Why don’t Jewish kids know as much about the Middle East as the BDS crowd? The answer starts and finishes with the appalling failure of Jewish education.
Large numbers of Jewish kids get no Jewish education at all, let alone one that will arm them with the facts about the conflict between Israel and the Palestinians. Yet the truth is that those who do get some kind of Jewish education often don’t wind up knowing much about Israel either.
Given the limited time they get with their students, even the best synagogue schools are hard-pressed to give youngsters the religious knowledge and Hebrew skills needed to pull off a bar or bat mitzvah. An in-depth look at the Jewish state is usually beyond their means. Sadly, the same is often true for many day schools, which, in theory, ought to have the time to teach Jewish history and Zionism, as well as dive deeply into contemporary Israel’s challenges. Nevertheless, sometimes they wind up giving all that short shrift.

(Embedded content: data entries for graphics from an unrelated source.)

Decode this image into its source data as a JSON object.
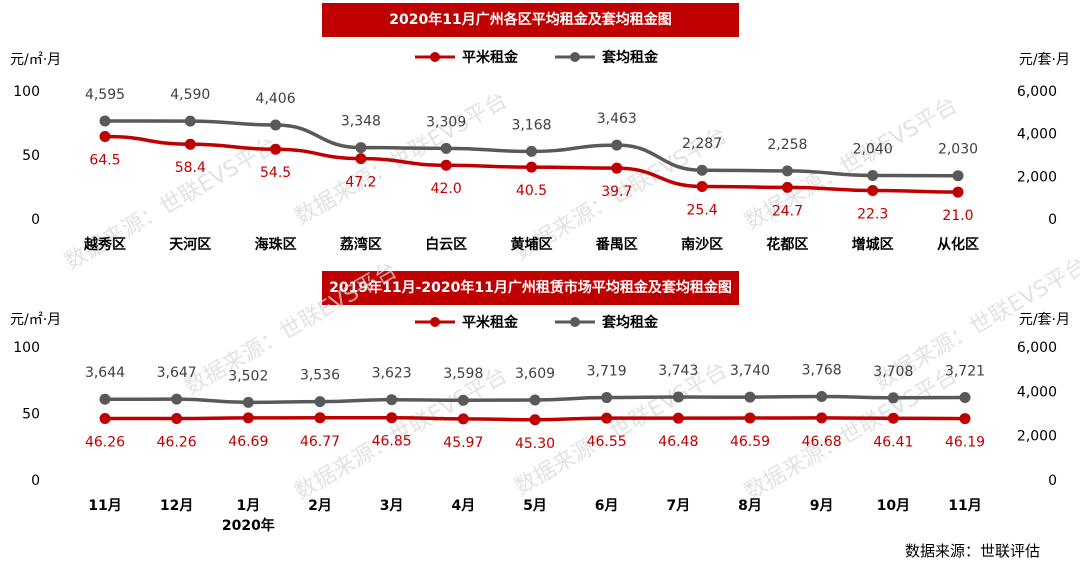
{
  "watermark": "数据来源：世联EVS平台",
  "source_note": "数据来源：世联评估",
  "colors": {
    "red": "#c00000",
    "gray": "#595959",
    "banner": "#c00000"
  },
  "chart_data": [
    {
      "type": "line",
      "title": "2020年11月广州各区平均租金及套均租金图",
      "left_unit": "元/㎡·月",
      "right_unit": "元/套·月",
      "left_axis": {
        "ticks": [
          "100",
          "50",
          "0"
        ],
        "ylim": [
          0,
          100
        ]
      },
      "right_axis": {
        "ticks": [
          "6,000",
          "4,000",
          "2,000",
          "0"
        ],
        "ylim": [
          0,
          6000
        ]
      },
      "categories": [
        "越秀区",
        "天河区",
        "海珠区",
        "荔湾区",
        "白云区",
        "黄埔区",
        "番禺区",
        "南沙区",
        "花都区",
        "增城区",
        "从化区"
      ],
      "series": [
        {
          "name": "平米租金",
          "axis": "left",
          "color": "#c00000",
          "values": [
            64.5,
            58.4,
            54.5,
            47.2,
            42.0,
            40.5,
            39.7,
            25.4,
            24.7,
            22.3,
            21.0
          ],
          "labels": [
            "64.5",
            "58.4",
            "54.5",
            "47.2",
            "42.0",
            "40.5",
            "39.7",
            "25.4",
            "24.7",
            "22.3",
            "21.0"
          ]
        },
        {
          "name": "套均租金",
          "axis": "right",
          "color": "#595959",
          "values": [
            4595,
            4590,
            4406,
            3348,
            3309,
            3168,
            3463,
            2287,
            2258,
            2040,
            2030
          ],
          "labels": [
            "4,595",
            "4,590",
            "4,406",
            "3,348",
            "3,309",
            "3,168",
            "3,463",
            "2,287",
            "2,258",
            "2,040",
            "2,030"
          ]
        }
      ]
    },
    {
      "type": "line",
      "title": "2019年11月-2020年11月广州租赁市场平均租金及套均租金图",
      "left_unit": "元/㎡·月",
      "right_unit": "元/套·月",
      "left_axis": {
        "ticks": [
          "100",
          "50",
          "0"
        ],
        "ylim": [
          0,
          100
        ]
      },
      "right_axis": {
        "ticks": [
          "6,000",
          "4,000",
          "2,000",
          "0"
        ],
        "ylim": [
          0,
          6000
        ]
      },
      "categories": [
        "11月",
        "12月",
        "1月",
        "2月",
        "3月",
        "4月",
        "5月",
        "6月",
        "7月",
        "8月",
        "9月",
        "10月",
        "11月"
      ],
      "category_sublabels": [
        "",
        "",
        "2020年",
        "",
        "",
        "",
        "",
        "",
        "",
        "",
        "",
        "",
        ""
      ],
      "series": [
        {
          "name": "平米租金",
          "axis": "left",
          "color": "#c00000",
          "values": [
            46.26,
            46.26,
            46.69,
            46.77,
            46.85,
            45.97,
            45.3,
            46.55,
            46.48,
            46.59,
            46.68,
            46.41,
            46.19
          ],
          "labels": [
            "46.26",
            "46.26",
            "46.69",
            "46.77",
            "46.85",
            "45.97",
            "45.30",
            "46.55",
            "46.48",
            "46.59",
            "46.68",
            "46.41",
            "46.19"
          ]
        },
        {
          "name": "套均租金",
          "axis": "right",
          "color": "#595959",
          "values": [
            3644,
            3647,
            3502,
            3536,
            3623,
            3598,
            3609,
            3719,
            3743,
            3740,
            3768,
            3708,
            3721
          ],
          "labels": [
            "3,644",
            "3,647",
            "3,502",
            "3,536",
            "3,623",
            "3,598",
            "3,609",
            "3,719",
            "3,743",
            "3,740",
            "3,768",
            "3,708",
            "3,721"
          ]
        }
      ]
    }
  ]
}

One of the greatest achievements of American Jewry in the last 20 years was the creation of Birthright Israel, the program that takes college-age students (as well as young adults in their later 20s) on trips to Israel. As much as Birthright has had a positive impact, if we wait until kids get to college to teach them about Israel, we’re going to lose most of them. Jewish schools of every variety need to begin making the centrality of Israel a bigger part of Jewish education.

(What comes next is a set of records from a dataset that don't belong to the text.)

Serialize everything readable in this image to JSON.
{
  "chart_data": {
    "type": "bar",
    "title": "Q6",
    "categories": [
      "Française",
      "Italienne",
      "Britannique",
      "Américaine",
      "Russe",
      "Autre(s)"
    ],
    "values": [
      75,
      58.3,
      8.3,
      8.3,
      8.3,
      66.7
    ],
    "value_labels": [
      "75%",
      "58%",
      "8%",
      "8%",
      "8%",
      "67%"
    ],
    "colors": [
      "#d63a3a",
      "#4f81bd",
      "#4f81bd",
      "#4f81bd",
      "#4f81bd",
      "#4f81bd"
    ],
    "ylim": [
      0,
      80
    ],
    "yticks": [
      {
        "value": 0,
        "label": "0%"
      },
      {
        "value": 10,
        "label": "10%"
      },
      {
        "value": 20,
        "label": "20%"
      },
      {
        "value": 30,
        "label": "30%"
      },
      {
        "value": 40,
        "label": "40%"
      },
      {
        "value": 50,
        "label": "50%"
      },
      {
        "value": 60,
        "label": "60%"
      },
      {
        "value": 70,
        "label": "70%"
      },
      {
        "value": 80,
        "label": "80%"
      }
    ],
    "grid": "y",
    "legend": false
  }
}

It’s also true that teaching about Israel should take into account the complex nature of the conflict with the Palestinians. It’s OK to acknowledge that Israel isn’t perfect, while still pointing out that it is the sole real democracy in the Middle East, and that Arab citizens there have rights denied to their counterparts in Arab majority nations.
But the problem goes deeper than that. Jewish kids grow up in an environment that tends to view all forms of nationalism as illegitimate and to regard the concept of a Jewish state as a form of racism. That makes them vulnerable to the lies of those who wish to destroy Israel.
Many on the left point to groups like AIPAC, blaming them for not being more critical of Israel. But the notion that BDS can be countered by advocates who spend as much time bashing the Jewish state as upholding the justice of its cause is as much of a myth as any tall tales about a perfect Israel. The problem isn’t that the pro-Israel side isn’t more reasonable. It’s that countering the lies requires a willingness to stand out in a campus world where doing so isn’t going to win you many friends (and in some cases could even affect your academic standing).
No matter how educated college students are about the Middle East or how nuanced their views of the conflict or Israel’s flaws, resisting BDS also requires a willingness to do something that is hard for anyone: standing up to the political fashion of the day and being willing sometimes to be an embattled minority.
Calling out anti-Semites on campus is the kind of a task that won’t win anyone a popularity contest. But when confronted by groups like Students for Justice in Palestine and Jewish Voices for Peace, which trade in lies about Israel and engage in anti-Semitic arguments that delegitimize Jewish rights, that’s exactly what is needed. Yet before we can expect Jewish kids to muster the courage to fight back, the Jewish community must do a better job in preparing them for the challenge. Until that happens, more debacles like the one at Barnard are almost certain to follow.